In this section, we are going learn about the pyPdf module, which helps in extracting the metadata from a pdf file. But first, what is metadata? Metadata is data about data. Metadata is structured information that describes primary data. Metadata is a summary of that data. It contains the basic information regarding your actual data. It helps in finding a particular instance of your data.
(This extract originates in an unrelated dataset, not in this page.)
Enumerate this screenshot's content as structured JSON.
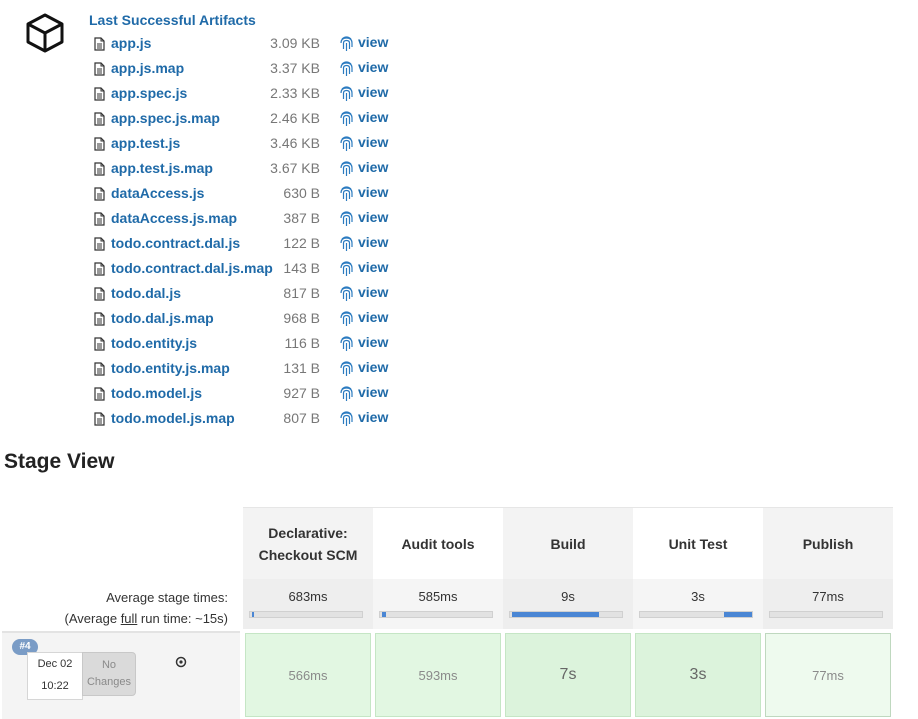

First, we have to install the pyPdf module, as follows:
pip install pyPdf
Now, we will write a metadata_example.py script and we will see how we get the metadata information from it. We are going to write this script in Python 2:
import pyPdf
def main():
file_name = '/home/student/sample_pdf.pdf'
pdfFile = pyPdf.PdfFileReader(file(file_name,'rb'))
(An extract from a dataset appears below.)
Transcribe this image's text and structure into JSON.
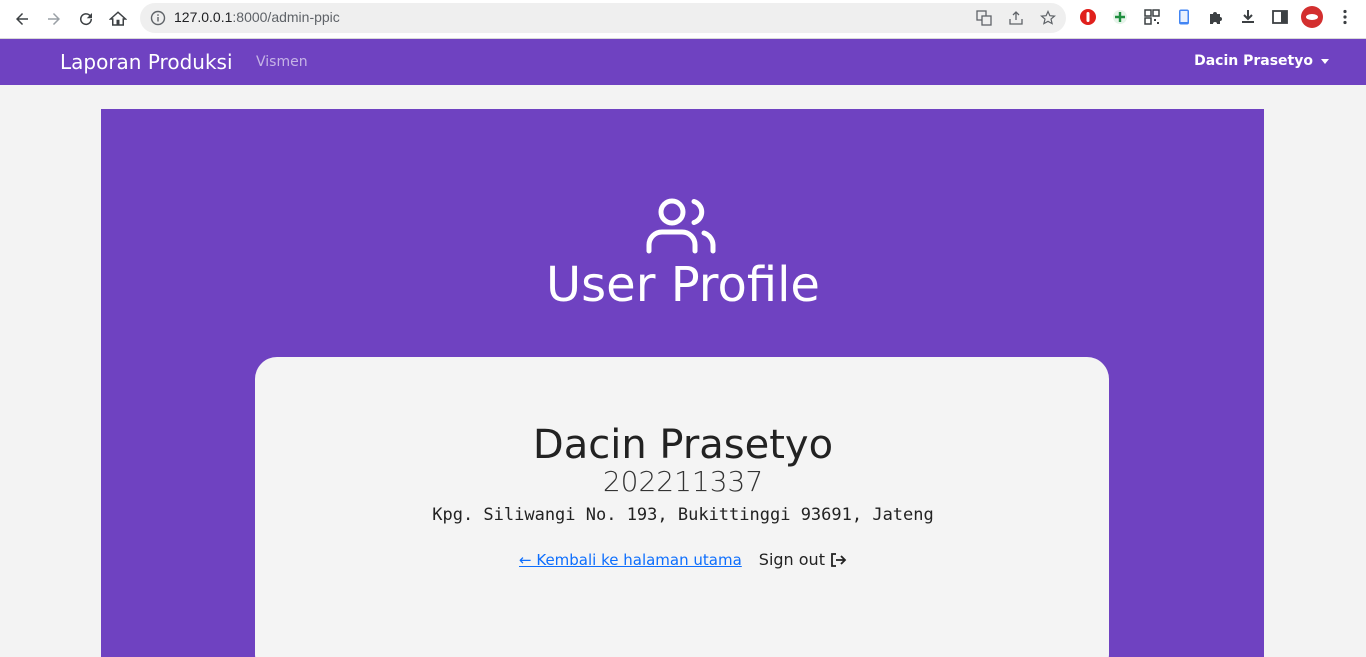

pdf_data = pdfFile.getDocumentInfo()
print ("----Metadata of the file----")
for md in pdf_data:
print (md+ ":" +pdf_data[md])
if __name__ == '__main__':
main()
Run the script as follows:
student@ubuntu:~$ python metadata_example.py
----Metadata of the file----
/Producer:Acrobat Distiller Command 3.0 for SunOS 4.1.3 and later (SPARC)
/CreationDate:D:19980930143358
In the preceding script, we used the pyPdf module of Python 2. First, we created a file_name variable that stores the path of our pdf. Using PdfFileReader(), data gets read. The pdf_data variable will hold the information about your pdf. Lastly, we wrote a for loop to get the metadata information.